The Last Showing (2014)

Review first published by Grolsch FilmWorks

“I’m the projectionist here, you see. Well, was. Now they’ve got me shovelling popcorn till I’m able to retire. I’m just a relic of a bygone era. I saw what your boyfriend did to you.”

That’s Stuart Lloyd speaking – a painstaking technician and cinephile becoming obsolete in the hideously-hued digital multiplex where no-one cares any more about the finer ‘aspects’ of projection. Downsized and humiliated at work by a manager (Malachi Kirby) who is less than half his age, Stuart may cut a mild-mannered, fussy, avuncular figure – but he is also the worm that turned, plotting (on a screenwriter’s index cards) an elaborate revenge that will require him to be director, cameraman, editor and heroic lead in a special film of his own making. The fact that he is played by Robert Englund, best known as the face of murderous dream demon Freddie Krueger in Wes Craven’s Nightmare On Elm Street franchise, hints (to us at least) of the darker side beneath his sweet-seeming mask.

Young, horny and yet to consummate their relationship, Martin (Finn Jones) and Allie (Emily Berrington) receive free tickets to a midnight screening of The Hills Have Eyes 2 and set out on a date in the otherwise empty theatre. Stuart’s trap is now set, as the hapless couple will find themselves divided, isolated, framed and set against each other in a deadly scenario that the projectionist carefully manipulates – and films – within the confines of the locked multiplex.

If the film that Martin and Allie go to see is, as Allie puts it, “pre-Elm Street” Craven, and therefore an “acquired taste” for its irony-free treatment of “survival, revenge, primal fears”, The Last Showing is more post-Scream in its postmodern play on those very same themes. All the cat and mouse here may come with a familiar pedigree, but writer/director Phil Hawkins cleverly sets it within a cinematic hall of mirrors (amidst visible posters for films called ‘Ensnared’ and ‘Gullible Killers’), where we see a film unfold that is also its own hidden making-of. In this way, the horror continually reflects upon itself, while Stuart provides the knowing, slightly jaded commentary (“Perfect dialogue – I didn’t actually think someone would say that in real life”).

Part of the message here appears to be that there’s no school like the old school, as we are positioned to get behind Stuart and his distaste for modern theatres, modern horror films, modern audiences and modernity itself – except that Stuart proves remarkably progressive in his conservatism, happily shooting digitally, deploying edit technology on the fly, learning all his criminal skills from the Internet, and remotely directing a movie in which his actors are not even aware that they have been cast. Which is to say that Stuart moves with the times, and has truly been underestimated by everyone.

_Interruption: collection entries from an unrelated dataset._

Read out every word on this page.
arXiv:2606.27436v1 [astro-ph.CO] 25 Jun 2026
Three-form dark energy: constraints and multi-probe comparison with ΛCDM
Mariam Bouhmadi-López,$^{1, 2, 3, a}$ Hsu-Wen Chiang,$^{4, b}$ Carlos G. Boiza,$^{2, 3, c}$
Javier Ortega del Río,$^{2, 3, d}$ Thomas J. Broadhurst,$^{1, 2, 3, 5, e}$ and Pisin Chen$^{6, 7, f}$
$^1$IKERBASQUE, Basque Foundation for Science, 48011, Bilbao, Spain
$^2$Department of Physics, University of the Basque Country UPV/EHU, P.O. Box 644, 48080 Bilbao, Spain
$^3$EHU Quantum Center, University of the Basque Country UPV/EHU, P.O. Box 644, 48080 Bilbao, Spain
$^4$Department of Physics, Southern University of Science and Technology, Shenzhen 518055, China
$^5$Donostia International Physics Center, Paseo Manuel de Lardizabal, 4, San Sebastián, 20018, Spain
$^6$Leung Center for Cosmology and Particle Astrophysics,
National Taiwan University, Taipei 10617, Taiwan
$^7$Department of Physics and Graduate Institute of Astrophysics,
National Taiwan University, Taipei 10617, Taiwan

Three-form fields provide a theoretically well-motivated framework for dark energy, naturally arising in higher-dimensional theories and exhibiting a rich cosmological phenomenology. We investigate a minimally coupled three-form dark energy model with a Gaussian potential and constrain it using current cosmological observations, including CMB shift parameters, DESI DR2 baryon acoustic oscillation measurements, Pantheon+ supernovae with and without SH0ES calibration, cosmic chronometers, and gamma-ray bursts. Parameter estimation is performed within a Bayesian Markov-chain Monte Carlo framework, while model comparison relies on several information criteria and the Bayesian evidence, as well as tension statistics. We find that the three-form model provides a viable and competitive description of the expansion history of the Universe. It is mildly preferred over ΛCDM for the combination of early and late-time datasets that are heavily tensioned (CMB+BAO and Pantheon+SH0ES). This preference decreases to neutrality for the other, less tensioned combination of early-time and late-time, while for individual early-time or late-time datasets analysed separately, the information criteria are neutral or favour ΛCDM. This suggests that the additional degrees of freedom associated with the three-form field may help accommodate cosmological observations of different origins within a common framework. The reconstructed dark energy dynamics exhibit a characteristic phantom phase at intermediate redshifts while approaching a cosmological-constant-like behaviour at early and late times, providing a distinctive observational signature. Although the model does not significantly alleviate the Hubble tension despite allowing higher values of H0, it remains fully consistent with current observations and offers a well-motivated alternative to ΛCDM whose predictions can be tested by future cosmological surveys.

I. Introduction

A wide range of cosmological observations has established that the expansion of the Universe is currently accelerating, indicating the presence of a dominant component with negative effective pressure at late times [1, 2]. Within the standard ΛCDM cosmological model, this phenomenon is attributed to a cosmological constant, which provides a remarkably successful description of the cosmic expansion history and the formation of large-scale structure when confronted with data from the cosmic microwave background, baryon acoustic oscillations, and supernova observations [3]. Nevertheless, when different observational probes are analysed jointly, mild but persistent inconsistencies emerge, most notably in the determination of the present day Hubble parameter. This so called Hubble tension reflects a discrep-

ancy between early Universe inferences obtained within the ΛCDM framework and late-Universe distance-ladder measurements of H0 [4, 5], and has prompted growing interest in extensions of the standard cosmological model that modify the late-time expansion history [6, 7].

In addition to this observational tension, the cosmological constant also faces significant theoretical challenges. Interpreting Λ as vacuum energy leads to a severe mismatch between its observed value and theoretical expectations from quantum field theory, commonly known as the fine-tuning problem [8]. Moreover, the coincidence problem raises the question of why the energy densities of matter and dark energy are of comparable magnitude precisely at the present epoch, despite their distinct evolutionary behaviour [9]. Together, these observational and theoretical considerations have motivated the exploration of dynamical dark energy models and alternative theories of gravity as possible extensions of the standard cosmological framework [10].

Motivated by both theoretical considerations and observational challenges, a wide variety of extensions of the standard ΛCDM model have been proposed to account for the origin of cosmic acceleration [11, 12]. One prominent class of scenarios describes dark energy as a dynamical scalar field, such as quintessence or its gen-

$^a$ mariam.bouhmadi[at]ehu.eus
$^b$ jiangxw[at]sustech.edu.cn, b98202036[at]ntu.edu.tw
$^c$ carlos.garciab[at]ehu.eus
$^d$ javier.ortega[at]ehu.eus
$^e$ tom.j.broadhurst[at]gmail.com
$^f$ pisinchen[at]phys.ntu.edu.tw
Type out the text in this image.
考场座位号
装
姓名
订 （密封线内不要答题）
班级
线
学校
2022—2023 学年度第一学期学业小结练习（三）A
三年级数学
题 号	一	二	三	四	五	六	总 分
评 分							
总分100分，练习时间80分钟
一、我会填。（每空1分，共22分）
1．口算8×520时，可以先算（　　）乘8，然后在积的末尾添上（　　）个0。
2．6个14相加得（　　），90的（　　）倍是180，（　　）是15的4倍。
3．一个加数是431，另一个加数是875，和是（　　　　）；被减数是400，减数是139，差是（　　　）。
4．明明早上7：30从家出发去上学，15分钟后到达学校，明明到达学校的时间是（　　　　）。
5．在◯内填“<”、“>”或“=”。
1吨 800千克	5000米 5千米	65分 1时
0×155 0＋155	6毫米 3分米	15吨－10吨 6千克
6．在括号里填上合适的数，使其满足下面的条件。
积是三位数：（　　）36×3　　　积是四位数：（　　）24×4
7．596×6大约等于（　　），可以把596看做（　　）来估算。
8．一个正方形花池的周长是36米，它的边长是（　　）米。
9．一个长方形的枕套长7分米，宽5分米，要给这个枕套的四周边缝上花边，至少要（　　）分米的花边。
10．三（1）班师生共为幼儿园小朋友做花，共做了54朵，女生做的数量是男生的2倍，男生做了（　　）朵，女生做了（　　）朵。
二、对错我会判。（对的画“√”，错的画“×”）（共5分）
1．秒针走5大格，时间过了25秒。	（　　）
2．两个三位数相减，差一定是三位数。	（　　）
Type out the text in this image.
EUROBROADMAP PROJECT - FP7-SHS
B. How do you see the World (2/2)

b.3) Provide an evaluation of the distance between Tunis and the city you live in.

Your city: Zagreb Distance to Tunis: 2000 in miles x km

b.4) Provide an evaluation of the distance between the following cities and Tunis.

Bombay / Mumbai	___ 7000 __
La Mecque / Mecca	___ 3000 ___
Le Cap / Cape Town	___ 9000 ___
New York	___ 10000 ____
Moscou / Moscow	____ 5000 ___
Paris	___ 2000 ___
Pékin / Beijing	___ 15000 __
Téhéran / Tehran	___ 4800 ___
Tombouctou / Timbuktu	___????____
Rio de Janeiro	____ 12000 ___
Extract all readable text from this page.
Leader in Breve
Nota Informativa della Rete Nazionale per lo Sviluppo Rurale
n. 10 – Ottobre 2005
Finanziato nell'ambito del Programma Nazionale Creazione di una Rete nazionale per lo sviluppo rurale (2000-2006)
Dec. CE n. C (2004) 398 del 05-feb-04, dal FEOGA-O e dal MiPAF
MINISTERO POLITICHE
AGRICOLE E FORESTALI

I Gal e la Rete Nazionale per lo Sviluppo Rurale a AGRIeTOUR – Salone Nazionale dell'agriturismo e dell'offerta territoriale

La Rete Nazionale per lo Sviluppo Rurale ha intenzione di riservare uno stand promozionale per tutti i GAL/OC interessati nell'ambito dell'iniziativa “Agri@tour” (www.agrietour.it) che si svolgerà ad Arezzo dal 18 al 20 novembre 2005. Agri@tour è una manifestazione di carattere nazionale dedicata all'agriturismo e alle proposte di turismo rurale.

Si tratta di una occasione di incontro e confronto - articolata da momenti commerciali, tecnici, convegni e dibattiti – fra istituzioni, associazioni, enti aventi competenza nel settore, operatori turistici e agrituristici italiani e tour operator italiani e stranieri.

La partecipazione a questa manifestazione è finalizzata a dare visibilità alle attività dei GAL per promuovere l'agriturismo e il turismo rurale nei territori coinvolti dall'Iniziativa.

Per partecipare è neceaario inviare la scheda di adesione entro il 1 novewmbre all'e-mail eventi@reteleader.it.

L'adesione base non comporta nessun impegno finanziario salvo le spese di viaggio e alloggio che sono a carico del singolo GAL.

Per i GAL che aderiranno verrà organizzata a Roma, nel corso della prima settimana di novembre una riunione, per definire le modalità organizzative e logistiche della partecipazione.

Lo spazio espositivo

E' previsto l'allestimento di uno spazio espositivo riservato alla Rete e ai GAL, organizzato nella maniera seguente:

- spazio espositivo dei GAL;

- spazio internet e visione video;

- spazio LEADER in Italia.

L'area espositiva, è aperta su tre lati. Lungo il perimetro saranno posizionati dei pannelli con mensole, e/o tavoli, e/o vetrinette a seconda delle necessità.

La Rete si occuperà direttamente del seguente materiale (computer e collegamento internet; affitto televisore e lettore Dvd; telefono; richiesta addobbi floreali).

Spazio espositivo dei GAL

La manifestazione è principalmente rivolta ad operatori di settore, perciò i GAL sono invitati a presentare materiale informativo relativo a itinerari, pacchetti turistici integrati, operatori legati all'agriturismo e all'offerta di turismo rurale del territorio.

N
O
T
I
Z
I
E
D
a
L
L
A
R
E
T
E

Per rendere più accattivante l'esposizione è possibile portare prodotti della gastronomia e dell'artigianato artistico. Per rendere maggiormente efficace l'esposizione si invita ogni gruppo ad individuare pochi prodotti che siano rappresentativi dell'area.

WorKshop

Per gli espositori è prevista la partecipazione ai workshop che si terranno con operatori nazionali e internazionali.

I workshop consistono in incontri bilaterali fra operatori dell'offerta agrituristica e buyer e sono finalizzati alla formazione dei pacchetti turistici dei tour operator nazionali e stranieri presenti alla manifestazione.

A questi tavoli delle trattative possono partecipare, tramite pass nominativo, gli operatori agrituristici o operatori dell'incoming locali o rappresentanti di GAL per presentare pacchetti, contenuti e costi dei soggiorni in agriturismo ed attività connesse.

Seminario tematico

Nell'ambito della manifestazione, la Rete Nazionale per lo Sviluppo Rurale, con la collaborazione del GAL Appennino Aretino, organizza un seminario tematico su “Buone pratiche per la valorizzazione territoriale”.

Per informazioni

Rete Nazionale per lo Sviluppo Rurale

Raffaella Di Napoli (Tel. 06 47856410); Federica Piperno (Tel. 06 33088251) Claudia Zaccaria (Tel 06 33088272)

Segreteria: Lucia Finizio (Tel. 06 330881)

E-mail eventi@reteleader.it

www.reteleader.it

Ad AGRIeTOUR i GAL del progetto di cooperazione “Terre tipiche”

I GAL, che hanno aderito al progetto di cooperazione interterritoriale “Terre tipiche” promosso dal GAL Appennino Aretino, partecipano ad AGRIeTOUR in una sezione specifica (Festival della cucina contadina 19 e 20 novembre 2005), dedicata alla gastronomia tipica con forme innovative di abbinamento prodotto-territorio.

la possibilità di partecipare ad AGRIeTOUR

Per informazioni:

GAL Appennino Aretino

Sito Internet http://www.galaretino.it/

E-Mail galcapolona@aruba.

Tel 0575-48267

The problem with all this, though, is that for all its clever-cleverness, The Last Showing is neither particularly scary nor funny. You can admire its self-referential construction, its meta murder, its games with perspective – but in the end, Stuart is less another iconic villain for Englund than a self-satisfied smartarse with a sadistically psychotic streak. That said, the closing hint at a sequel, while not exactly welcome to the viewer, represents a real challenge to any writer.